Sisi Lain Kudeta Myanmar, Aksi Kelompok Pendukung Militer Kibarkan Bendera

·Bacaan 2 menit

Yangon - Aksi kudeta militer yang terjadi di Myanmar ternyata bukan hal buruk bagi semua pihak.

Ini merupakan berita baik bagi kelompok pendukung militer Myanmar yang mengibarkan bendera nasional dari atas truk sambil menyuarakan dukungan kudeta terhadap pemerintahan sipil.

Melansir DW Indonesia, Selasa (2/2/2021), sebuah rekaman video yang diposting di media sosial menunjukkan kerumunan orang di pusat kota Myanmar merayakan pengambilalihan kekuasaan oleh Jenderal Senior Min Aung Hlaing.

"Hari ini adalah hari di mana orang-orang bahagia," kata seorang biksu nasionalis kepada kerumunan pendukung militer dalam sebuah video yang dipublikasikan di Facebook.

Namun suasana di daerah lain dipenuhi dengan ketakutan, kemarahan, dan frustasi. "Saya marah.

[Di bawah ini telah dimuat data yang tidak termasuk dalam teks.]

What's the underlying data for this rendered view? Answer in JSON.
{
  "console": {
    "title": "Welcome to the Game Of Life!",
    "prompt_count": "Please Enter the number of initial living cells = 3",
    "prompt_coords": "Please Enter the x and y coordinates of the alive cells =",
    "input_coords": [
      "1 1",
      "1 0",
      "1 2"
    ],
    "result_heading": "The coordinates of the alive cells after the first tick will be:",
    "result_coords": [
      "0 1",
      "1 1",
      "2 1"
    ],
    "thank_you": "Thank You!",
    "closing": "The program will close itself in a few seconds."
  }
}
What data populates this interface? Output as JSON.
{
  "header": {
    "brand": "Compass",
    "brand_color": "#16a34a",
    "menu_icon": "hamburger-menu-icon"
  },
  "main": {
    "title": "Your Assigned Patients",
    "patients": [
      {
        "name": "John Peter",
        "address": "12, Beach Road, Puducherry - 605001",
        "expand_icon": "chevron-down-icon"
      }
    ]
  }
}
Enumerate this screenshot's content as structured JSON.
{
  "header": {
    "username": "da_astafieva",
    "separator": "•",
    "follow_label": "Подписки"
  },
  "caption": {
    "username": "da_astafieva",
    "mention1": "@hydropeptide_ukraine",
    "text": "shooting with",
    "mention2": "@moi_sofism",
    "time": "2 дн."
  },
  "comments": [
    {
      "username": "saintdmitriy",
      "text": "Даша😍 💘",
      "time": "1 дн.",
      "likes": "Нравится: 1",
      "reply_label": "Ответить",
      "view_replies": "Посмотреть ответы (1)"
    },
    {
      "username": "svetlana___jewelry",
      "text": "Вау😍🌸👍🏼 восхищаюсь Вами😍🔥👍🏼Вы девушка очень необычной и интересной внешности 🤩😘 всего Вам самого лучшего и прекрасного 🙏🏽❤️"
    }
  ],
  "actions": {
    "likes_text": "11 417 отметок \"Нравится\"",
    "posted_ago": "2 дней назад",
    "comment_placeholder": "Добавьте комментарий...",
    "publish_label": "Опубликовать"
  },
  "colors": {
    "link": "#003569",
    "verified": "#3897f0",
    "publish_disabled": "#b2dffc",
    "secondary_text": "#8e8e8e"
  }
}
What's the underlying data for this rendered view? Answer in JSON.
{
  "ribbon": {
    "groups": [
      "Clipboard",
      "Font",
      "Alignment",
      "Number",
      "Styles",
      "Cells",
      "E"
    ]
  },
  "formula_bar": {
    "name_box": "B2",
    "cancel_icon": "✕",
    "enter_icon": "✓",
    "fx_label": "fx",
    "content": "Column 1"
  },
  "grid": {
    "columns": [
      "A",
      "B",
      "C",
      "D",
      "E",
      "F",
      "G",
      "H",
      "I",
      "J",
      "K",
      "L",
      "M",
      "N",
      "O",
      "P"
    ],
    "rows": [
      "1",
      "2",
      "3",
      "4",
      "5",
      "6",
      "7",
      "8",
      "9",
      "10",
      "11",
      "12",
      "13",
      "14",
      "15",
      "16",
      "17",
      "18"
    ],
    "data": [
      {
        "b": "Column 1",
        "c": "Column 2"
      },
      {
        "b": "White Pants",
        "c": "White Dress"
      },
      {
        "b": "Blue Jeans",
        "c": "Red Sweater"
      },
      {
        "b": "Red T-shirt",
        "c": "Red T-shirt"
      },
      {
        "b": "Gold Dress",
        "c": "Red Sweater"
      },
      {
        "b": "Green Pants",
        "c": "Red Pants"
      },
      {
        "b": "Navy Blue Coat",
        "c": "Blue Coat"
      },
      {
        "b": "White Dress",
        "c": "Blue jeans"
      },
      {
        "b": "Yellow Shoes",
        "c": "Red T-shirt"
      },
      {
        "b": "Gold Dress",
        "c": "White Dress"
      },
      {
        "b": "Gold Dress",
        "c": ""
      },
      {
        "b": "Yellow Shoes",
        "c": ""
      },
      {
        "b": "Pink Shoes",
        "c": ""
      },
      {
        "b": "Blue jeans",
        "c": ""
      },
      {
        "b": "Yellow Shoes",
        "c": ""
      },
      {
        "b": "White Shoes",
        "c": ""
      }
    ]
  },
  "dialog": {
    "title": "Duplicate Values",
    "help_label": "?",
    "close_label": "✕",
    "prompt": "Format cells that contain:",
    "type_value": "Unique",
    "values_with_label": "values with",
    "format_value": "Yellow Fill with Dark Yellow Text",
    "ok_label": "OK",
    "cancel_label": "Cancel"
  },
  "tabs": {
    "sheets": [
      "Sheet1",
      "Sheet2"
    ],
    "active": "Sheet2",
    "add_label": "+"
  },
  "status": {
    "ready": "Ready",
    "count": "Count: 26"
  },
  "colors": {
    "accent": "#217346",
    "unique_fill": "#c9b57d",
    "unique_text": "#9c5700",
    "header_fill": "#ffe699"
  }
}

Saya tidak ingin kekuasaan militer lagi," kata Zizawah, yang tidak menyebutkan nama lengkapnya karena takut mendapat ancaman.

"Cara mereka bertindak seperti diktator. Kita semua tahu siapa yang kita pilih."

Seruan Kutuk Kudeta

Tentara duduk dalam kompleks Balai Kota sehari setelah militer Myanmar merebut kekuasaan, Yangon, Myanmar, Selasa (2/2/2021). Militer Myanmar menahan pemimpin yang terpilih secara demokratis Aung San Suu Kyi dan memberlakukan keadaan darurat satu tahun. (STR/AFP)
Tentara duduk dalam kompleks Balai Kota sehari setelah militer Myanmar merebut kekuasaan, Yangon, Myanmar, Selasa (2/2/2021). Militer Myanmar menahan pemimpin yang terpilih secara demokratis Aung San Suu Kyi dan memberlakukan keadaan darurat satu tahun. (STR/AFP)

Amerika Serikat (AS) menyerukan pemulihan demokrasi Myanmar setelah militer melakukan kudeta dan menangkap Aung San Suu Kyi dan politisi lainnya. Amerika "akan mengambil tindakan terhadap mereka yang bertanggung jawab jika langkah-langkah ini tidak dibatalkan," kata juru bicara Gedung Putih Jen Psaki dalam sebuah pernyataan.

Sedangkan China, yang kerap kali menentang intervensi PBB di Myanmar, menyerukan semua pihak untuk "menyelesaikan perbedaan".

"China adalah tetangga sahabat bagi Myanmar dan berharap berbagai pihak di Myanmar akan menyelesaikan perbedaan mereka dengan tepat, di bawah kerangka konstitusional dan hukum untuk melindungi stabilitas politik dan sosial," kata juru bicara Kementerian Luar Negeri Wang Wenbin pada Senin (01/02).

Lain halnya dengan juru bicara Kremlin, Dmitry Peskov, yang mengatakan kepada wartawan bahwa Moskow mengikuti perkembangan di Myanmar, tetapi belum dapat berkomentar banyak.

Sekretaris Jenderal PBB Antonio Guterres "dengan keras" mengutuk penahanan militer terhadap Suu Kyi, Presiden Win Myint, dan para pemimpin lainnya. "Perkembangan ini merupakan pukulan serius bagi reformasi demokrasi di Myanmar," kata juru bicara Stephane Dujarric dalam sebuah pernyataan.

Pemerintah Jepang, India, Turki, Menteri Luar Negeri Australia Marise Payne, dan Presiden Dewan Eropa Charles Michel juga mengecam kudeta Myanmar dan mendesak militer untuk segera membebaskan Suu Kyi serta memulihkan demokrasi.

Menteri Luar Negeri Indonesia Retno Marsudi menyatakan "keprihatinan" seraya mendesak kedua belah pihak "menahan diri".

Di sisi lain, juru bicara kepresidenan Filipina, Harry Roque mengatakan situasi di Myanmar adalah "masalah internal".

"Perhatian utama kami adalah keselamatan warga kami," katanya. "Angkatan bersenjata kami bersiaga jika kami perlu mengangkut mereka serta kapal angkatan laut untuk memulangkan mereka jika perlu."